La vendita delle due navi militari all'Egitto

Rocco Cangelosi 15/06/2020

Una fiaccolata in ricordo di Giulio Regeni Una fiaccolata in ricordo di Giulio Regeni Il caso Regeni è destinato dalla natura delle cose a non avere una soluzione. Lo sappiamo benissimo, come sappiamo che le responsabilità risalgono ai massimi livelli del regime egiziano. Dunque continuare la pantomima di richiesta di accesso agli atti, di collaborazione con le autorità egiziane è un esercizio meramente di facciata, poiché  il regime non ci potrà mai consegnare i veri responsabili di questo atroce delitto, ma al massimo solo delle controfigure sacrificali. Sappiamo anche che l'incarico di ricerca commissionato dall'Università di Cambridge al nostro giovane connazionale era carico di ambiguità e che il ruolo svolto dalla responsabile, di origine egiziana, del Center of development studies Maha Mahfouz Abdel Rahman, tutor di Regeni, presenta tuttora dei lati oscuri. Se prendessimo pubblicamente consapevolezza di questa ineludibile realtà, forse finiremmo di prenderci in giro e di prendere in giro i genitori di Giulio, dilaniati dal dolore e tormentati dai dubbi.
 
In una situazione del genere l'imperativo etico kantiano imporrebbe quanto meno di raffreddare le nostre relazioni con l'Egitto e isolare un regime che soffoca i diritti umani e ogni accenno di dissenso. Non bisogna infatti dimenticare che oltre al caso Regeni c'è anche il caso Zaki, che indirettamente ci coinvolge, e migliaia di casi simili che non conosciamo.
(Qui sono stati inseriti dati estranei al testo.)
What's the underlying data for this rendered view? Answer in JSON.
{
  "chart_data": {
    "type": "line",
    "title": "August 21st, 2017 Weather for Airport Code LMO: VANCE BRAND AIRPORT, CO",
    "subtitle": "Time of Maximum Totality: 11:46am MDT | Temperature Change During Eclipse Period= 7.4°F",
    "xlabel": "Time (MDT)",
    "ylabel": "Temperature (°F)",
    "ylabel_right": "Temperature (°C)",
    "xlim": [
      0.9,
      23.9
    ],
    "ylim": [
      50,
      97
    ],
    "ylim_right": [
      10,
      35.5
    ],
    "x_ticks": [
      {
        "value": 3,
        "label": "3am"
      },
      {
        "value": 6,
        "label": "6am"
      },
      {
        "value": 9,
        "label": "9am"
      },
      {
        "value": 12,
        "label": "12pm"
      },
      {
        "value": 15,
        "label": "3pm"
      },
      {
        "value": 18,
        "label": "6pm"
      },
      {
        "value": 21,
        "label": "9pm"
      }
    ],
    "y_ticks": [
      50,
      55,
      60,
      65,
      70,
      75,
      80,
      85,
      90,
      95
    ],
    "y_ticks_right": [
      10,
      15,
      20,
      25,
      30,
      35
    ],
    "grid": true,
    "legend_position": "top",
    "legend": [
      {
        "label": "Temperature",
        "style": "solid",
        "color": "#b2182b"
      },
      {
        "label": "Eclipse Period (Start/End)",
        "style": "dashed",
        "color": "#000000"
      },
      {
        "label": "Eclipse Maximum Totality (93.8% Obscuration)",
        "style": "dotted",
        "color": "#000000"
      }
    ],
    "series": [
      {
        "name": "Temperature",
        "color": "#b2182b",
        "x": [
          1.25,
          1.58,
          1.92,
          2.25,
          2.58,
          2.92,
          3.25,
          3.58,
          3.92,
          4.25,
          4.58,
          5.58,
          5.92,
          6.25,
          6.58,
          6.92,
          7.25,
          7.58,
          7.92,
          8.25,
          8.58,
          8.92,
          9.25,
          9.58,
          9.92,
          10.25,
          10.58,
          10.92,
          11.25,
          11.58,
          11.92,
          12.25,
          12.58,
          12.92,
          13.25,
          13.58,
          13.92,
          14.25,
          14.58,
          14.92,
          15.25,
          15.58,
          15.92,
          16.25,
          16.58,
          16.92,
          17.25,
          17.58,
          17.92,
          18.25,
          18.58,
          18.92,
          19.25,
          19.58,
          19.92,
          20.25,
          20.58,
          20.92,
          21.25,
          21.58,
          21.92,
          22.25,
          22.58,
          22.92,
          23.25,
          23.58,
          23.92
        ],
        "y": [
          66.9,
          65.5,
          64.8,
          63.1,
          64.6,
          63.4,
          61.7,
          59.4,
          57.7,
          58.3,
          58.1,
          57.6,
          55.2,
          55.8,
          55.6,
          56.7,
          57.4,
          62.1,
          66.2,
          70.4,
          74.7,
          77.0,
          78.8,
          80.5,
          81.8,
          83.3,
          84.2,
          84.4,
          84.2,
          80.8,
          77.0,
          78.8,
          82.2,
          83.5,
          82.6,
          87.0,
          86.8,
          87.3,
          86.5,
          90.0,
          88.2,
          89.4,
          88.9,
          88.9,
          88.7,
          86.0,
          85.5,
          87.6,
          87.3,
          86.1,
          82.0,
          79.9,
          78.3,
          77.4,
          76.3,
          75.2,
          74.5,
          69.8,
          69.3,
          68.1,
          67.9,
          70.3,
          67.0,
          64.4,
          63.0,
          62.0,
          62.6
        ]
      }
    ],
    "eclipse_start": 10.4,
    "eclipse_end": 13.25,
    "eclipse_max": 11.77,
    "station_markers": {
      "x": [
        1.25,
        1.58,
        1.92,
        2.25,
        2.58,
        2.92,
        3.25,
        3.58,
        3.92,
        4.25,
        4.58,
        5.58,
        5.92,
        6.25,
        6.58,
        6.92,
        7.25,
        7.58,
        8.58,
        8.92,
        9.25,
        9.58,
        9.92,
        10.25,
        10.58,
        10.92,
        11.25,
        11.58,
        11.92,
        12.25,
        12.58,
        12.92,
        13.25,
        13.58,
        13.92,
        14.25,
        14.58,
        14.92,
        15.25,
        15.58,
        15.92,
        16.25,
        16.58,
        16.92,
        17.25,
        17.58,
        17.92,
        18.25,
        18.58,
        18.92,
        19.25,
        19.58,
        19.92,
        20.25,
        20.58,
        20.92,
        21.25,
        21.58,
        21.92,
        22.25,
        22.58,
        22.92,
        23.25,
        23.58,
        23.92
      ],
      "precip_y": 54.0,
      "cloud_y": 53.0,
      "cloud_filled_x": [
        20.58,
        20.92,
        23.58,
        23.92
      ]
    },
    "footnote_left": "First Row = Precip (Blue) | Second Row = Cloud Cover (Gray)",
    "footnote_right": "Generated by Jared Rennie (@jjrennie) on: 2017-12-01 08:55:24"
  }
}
Ma la nostra azione diplomatica e di governo è condizionata dalla Real Politik. Numerosi rappresentanti della maggioranza e dell'opposizione sostengono che l'Egitto è un bastione contro il terrorismo e quindi è per noi prioritario salvaguardare le buone relazioni. L'Eni ha ottenuto lo sfruttamento di Zohr, il più vasto giacimento di gas del Mediterraneo, la vendita delle fregate non è solo un affare economico per Fincantieri, ma assume una valenza strategica per l'Italia, i rapporti commerciali sono floridi e intensi. E' vero che Al Sissi sostiene Haftar in netta contrapposizione al Gna guidato da Al Serraj presso il quale è accreditato il nostro Ambasciatore.
 
Ma anche in questo caso c'è una nostra convenienza in quanto l'Egitto contesta gli accordi raggiunti con il governo libico dalla Turchia per lo sfruttamento del Mediterraneo orientale, dove sono presenti forti interessi economici dell'Eni e strategici di due Stati dell'Ue. Quindi tutto dovrebbe condurci a concludere che ci conviene lasciare le cose come stanno. D'altra parte Angela Merkel non si è turata il naso e ha stretto un patto di ferro con Erdogan per frenare il flusso dei rifugiati siriani? Ma proprio qui sta il limite della Real Politik di fronte agli imperativi etici. Mettersi nelle mani dei dittatori per mera convenienza comporta altissimi prezzi in termini di diritti fondamentali e rispetto delle libertà fondamentali, che prima o poi saremo chiamati a pagare. Se ci pensiamo bene infatti il controllo dei flussi migratori e delle risorse energetiche nel Mediterraneo sono nelle mani di Erdogan, Al Sissi e Putin. Non dovrebbe solo questo bastare a indurre l'Unione europea a ripensare la sua politica mediterranea introducendo un po' di etica nelle relazioni internazionali?